Synthesis of Memory Fences via Refinement Propagation

TL;DR: Writing correct concurrent programs for weak memory models (like x86-TSO or ARM) requires memory fences, but placing them correctly is error-prone. This paper automatically synthesizes the minimum set of fences needed to guarantee correctness.

The Problem

Modern processors reorder memory operations for performance. A store followed by a load might actually execute in reverse order, because the processor uses a store buffer to delay writes while it reads ahead. Under sequential consistency (SC), every thread sees the same global order of operations. But real hardware -- x86-TSO, ARM, POWER -- allows certain reorderings, breaking this intuition.

Without proper memory fences (also called barriers), concurrent programs can exhibit behaviors that are impossible under sequential consistency. A classic example is Peterson's mutual exclusion algorithm: it works perfectly under SC, but fails on x86-TSO because store-load reorderings let both threads enter the critical section simultaneously.

Developers must manually place fences to prevent harmful reorderings. But this is both error-prone (miss a fence and your program has a subtle concurrency bug) and over-conservative (add too many fences and you pay a significant performance penalty). The question is: where exactly should fences be placed, and how many are truly needed?

The Key Idea

Instead of guessing where to place fences, use abstract interpretation to analyze which memory reorderings can lead to specification violations. The method works by:

Starting with the program under a weak memory model (no fences)
Using abstract interpretation to detect which reorderings actually cause bugs
Iteratively adding fences through refinement propagation -- only where they are provably needed
Producing a minimal fence placement that guarantees correctness

The key insight is that refinement propagation tracks the abstract states where the program violates its specification, then traces back to identify exactly which reorderings caused those violations.
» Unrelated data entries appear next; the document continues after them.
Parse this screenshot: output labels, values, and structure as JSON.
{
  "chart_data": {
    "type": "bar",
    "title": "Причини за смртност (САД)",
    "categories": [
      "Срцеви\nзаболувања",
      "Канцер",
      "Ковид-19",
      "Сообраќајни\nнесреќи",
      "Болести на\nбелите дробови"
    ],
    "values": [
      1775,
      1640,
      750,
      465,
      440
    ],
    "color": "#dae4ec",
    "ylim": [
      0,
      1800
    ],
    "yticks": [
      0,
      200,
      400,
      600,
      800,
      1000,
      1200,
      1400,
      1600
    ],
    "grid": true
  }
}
A fence is added only if removing a specific reordering eliminates an unreachable (buggy) state. This avoids the brute-force approach of trying all possible fence combinations.
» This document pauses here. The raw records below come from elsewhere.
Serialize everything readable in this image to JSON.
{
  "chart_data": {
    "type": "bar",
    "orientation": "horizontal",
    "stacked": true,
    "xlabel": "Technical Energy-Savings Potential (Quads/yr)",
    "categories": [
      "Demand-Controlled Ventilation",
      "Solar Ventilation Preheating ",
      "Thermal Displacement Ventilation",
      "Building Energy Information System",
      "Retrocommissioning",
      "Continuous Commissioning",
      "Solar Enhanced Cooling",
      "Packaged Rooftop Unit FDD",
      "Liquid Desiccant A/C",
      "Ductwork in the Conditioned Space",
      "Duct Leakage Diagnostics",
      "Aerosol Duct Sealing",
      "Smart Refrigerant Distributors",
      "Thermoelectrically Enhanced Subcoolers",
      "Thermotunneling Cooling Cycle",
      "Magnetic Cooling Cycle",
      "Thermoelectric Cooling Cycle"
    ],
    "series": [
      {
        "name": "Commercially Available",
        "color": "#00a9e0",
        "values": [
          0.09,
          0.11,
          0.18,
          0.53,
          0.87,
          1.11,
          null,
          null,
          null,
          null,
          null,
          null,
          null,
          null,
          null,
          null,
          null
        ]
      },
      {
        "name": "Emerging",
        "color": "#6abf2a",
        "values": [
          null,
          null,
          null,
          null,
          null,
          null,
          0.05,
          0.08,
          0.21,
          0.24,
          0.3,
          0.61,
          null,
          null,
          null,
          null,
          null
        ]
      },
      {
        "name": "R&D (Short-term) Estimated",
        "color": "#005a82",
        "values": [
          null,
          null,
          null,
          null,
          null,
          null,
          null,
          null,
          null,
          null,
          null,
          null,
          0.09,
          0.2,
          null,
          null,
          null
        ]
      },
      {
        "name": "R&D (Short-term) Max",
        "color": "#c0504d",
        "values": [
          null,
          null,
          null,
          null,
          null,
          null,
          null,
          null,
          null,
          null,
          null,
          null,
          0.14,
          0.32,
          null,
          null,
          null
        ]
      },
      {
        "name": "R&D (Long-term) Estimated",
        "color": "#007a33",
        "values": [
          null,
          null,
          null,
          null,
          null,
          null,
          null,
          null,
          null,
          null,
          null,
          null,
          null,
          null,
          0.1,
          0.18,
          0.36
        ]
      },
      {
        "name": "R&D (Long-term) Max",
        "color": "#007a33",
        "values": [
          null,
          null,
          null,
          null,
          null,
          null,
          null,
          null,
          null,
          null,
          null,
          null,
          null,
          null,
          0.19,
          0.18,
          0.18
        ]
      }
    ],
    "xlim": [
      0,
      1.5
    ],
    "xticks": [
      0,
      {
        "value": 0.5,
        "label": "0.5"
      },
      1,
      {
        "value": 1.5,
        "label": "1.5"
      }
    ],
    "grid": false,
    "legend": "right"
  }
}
Interactive Demo: Memory Reordering Visualizer

Peterson's Mutual Exclusion Algorithm

Thread 0

Thread 1

Click the memory model tabs to see how different architectures require different fence placements. Step through: sequential execution, reordering (bug), then fence synthesis.

How It Works

Abstract Interpretation of Memory Models

The method models weak memory semantics as additional non-determinism in the program. Under TSO, for instance, each thread has a store buffer: writes are delayed and may be observed by other threads in a different order. The abstract domain captures the possible contents of these store buffers along with the global memory state.

Model the program under the weak memory model. Each possible reordering is an additional transition in the abstract transition system. The store buffer contents become part of the abstract state.
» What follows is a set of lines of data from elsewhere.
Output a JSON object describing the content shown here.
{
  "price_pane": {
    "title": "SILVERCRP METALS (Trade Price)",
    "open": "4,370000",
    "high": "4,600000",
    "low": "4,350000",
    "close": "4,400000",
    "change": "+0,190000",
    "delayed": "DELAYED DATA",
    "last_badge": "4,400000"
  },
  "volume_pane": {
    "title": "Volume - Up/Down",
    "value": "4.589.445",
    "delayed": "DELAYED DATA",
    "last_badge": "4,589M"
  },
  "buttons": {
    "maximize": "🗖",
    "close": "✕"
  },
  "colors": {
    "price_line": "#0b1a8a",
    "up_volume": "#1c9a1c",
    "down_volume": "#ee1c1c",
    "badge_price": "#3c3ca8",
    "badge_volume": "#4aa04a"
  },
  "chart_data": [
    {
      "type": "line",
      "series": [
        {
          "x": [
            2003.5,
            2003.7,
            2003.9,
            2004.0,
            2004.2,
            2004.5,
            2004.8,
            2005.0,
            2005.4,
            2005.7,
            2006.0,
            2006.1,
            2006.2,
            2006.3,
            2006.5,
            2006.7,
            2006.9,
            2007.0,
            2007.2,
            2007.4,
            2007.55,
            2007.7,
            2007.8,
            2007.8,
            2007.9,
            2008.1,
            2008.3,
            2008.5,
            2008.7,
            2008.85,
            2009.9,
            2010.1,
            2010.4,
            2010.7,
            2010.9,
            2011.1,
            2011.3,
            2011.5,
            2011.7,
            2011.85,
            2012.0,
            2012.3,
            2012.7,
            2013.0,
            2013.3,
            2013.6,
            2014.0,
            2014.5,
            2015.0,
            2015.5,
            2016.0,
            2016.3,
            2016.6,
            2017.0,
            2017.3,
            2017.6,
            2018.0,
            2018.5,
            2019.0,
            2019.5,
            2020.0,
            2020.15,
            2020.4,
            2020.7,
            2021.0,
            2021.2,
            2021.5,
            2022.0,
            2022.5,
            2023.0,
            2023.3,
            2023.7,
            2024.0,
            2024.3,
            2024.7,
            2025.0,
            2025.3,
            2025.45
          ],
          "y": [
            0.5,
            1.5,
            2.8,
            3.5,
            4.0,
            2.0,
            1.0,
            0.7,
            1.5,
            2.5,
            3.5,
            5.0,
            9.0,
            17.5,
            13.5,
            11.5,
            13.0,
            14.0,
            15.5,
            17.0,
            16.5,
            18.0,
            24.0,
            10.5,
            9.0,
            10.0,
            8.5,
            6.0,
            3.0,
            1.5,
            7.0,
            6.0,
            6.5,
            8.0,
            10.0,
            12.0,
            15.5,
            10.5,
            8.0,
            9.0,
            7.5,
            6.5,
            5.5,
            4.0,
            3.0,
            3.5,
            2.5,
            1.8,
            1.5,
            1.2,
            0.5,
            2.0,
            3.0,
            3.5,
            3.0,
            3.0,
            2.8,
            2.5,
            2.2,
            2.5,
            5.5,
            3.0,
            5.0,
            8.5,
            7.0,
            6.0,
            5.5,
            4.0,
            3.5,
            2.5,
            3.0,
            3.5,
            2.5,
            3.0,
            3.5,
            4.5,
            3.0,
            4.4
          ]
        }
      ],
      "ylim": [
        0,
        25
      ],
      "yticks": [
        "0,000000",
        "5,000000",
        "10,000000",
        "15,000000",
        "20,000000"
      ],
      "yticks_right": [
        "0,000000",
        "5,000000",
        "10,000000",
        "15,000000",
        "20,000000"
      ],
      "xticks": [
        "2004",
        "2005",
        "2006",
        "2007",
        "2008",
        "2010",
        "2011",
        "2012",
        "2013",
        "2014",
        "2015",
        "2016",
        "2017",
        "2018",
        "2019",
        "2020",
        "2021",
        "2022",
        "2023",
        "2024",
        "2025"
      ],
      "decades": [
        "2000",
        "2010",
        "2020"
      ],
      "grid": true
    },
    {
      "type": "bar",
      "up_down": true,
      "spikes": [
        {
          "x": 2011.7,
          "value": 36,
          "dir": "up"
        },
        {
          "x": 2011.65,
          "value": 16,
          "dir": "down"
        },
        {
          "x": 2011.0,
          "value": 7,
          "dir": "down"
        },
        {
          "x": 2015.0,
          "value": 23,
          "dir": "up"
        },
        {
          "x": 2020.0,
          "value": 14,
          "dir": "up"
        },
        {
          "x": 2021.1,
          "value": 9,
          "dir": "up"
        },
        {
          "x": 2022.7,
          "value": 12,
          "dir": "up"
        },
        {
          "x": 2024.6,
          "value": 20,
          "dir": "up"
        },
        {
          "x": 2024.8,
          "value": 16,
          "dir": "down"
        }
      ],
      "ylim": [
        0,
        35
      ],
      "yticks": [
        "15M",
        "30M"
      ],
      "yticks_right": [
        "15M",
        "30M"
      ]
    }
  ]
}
Compute the abstract reachable states. Use abstract interpretation to over-approximate all states reachable under the weak memory model. If a bad state (specification violation) is reachable, the program has a bug under that memory model.

Identify violating reorderings. For each abstract bad state, trace back through the abstract transition system to find which reordering transitions contributed to reaching it.

Propagate refinements. Insert a fence that eliminates the identified reordering. A fence between a store and a load forces the store buffer to flush, preventing the reorder. Re-analyze to check if more fences are needed.

Iterate until fixed point. Repeat steps 2--4 until no bad states are reachable. The result is a minimal set of fences: every fence is justified by a specific reordering that leads to a bug.

Refinement Propagation

The name "refinement propagation" comes from the key mechanism: when a bad state is found, the analysis refines the abstraction by adding a fence, then propagates this refinement through the abstract transition system. Unlike enumerate-and-check approaches, refinement propagation is directed -- it only considers fence placements that are directly motivated by detected violations. This makes it both efficient and guaranteed to produce minimal results.

Results

The approach produces provably minimal fence placements -- no fence can be removed without introducing a potential bug. It is sound (every synthesized placement guarantees correctness under the target memory model) and efficient (refinement propagation avoids exploring the exponential space of all possible fence combinations).

Evaluated on standard concurrent algorithms (Peterson's mutex, Dekker's algorithm, Lamport's bakery, etc.) across x86-TSO and PSO memory models, the method consistently finds the minimum number of fences. Compared to previous approaches that enumerate all possible placements, refinement propagation is significantly faster while producing identical (minimal) results.

Minimal placement: every synthesized fence is necessary; removing any one allows a specification violation
Soundness: the resulting program is correct under the target memory model
Scalability: refinement propagation avoids exponential search over fence combinations
Generality: applicable to different memory models (TSO, PSO) with appropriate abstract domains

Meshman, Y., Dan, A., Vechev, M., & Yahav, E. (2014). Synthesis of Memory Fences via Refinement Propagation. In Static Analysis Symposium (SAS), pp. 237--252. Springer.